1. The petitioner in this case has been convicted of an offence under a bye-law made under Section 140 of the Bengal Local Self-government Act, 1885. He has been fined in respect of a continuing offence. The bye-law on which the proceedings are based, is that, 'no person shall damage or encroach on any part of a road, its slopes or side-ditches by,' among other things, 'placing a fence thereon.'
2. We have granted a rule to show cause why the conviction of the petitioner should not be set aside on the ground that the land alleged to have been encroached on is not such a road or roadside land or slope as is contemplated by the Act and the bye-laws framed thereunder.

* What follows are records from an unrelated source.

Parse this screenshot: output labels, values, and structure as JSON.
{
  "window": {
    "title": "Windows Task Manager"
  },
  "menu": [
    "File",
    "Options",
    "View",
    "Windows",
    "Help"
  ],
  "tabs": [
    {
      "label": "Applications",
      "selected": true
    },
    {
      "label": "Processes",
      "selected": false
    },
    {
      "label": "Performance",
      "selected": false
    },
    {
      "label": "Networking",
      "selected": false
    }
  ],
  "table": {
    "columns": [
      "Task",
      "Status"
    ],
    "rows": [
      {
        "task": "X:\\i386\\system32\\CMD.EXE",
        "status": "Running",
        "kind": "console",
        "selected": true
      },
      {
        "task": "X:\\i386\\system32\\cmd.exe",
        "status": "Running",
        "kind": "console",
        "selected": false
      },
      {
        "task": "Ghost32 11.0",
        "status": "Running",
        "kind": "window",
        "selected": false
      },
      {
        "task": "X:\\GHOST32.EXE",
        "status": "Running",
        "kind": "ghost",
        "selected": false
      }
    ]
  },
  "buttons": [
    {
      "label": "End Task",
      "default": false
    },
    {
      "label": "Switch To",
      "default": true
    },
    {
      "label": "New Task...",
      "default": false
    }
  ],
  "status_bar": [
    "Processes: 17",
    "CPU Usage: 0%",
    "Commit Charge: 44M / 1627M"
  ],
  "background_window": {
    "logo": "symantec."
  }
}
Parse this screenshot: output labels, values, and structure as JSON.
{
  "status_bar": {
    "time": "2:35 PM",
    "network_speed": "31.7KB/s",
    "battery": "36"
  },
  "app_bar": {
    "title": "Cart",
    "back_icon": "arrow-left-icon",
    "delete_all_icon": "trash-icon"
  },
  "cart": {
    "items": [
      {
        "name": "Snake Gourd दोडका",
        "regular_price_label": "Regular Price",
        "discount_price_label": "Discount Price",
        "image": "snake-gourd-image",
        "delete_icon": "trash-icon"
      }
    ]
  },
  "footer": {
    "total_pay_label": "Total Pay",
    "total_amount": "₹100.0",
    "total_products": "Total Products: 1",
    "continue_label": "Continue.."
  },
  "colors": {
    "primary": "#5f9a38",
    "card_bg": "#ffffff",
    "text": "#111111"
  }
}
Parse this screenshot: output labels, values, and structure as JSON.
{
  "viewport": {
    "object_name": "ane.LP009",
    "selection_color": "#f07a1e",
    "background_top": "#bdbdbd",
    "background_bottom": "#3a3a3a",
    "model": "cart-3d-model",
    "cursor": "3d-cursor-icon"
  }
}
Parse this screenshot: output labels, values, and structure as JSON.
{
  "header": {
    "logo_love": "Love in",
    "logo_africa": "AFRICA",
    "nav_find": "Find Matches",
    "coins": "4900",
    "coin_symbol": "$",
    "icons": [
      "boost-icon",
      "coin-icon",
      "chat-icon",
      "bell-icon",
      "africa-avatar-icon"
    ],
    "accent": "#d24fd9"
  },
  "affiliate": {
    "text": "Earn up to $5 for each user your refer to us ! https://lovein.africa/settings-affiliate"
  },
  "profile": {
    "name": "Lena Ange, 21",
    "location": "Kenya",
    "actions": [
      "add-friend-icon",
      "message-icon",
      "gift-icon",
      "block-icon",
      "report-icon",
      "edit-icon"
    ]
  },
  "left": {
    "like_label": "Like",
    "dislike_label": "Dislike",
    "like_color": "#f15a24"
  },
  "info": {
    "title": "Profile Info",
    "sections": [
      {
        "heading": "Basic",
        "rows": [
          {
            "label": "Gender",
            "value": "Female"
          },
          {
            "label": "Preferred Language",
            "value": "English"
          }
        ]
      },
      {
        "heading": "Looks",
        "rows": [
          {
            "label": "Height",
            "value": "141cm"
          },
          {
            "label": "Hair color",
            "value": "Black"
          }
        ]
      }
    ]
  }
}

3. The question of fact, which the Court below has decided, is whether the fence, which has admittedly been constructed, stands on the slope of the Rajmehal road. Reviewing a considerable body of evidence with apparently considerable discretion, the Court has found that the present fencing stands on the District Board roadside land, and has added a further direction which is immaterial to the present purpose. On Considering the facts on which this finding is based, and on looking at the evidence on the record, we see no reason at all to differ from this view of the case.
4. It is argued before us that the bye-law must be considered as confined to cases in which the encroachment impedes the passage along the highway. We cannot find any authority in the Act or in the bye-law for any such view, and such a view is certainly contrary to the plain terms in which the bye-law is expressed. It may be taken for the present purpose as admitted that the District Board has no proprietary right in the road or in the land on which its slopes or side-ditches stand, and that its rights are confined, for the purpose of this case, to maintaining the road. It is, however, empowered to make bye-laws for this purpose. It has made a bye-law which prohibits any encroachment on the slope of a road, and the validity of that bye-law is not now in question. Consequently, any such encroachment as this is held, on good evidence, to be an offence.
5. The result is that the conviction cannot be disturbed. The fine imposed in respect of the continuing offence, which may be committed after the date of the proceeding, is, however, illegal, and consequently this much of the sentence is set aside: otherwise the rule is discharged.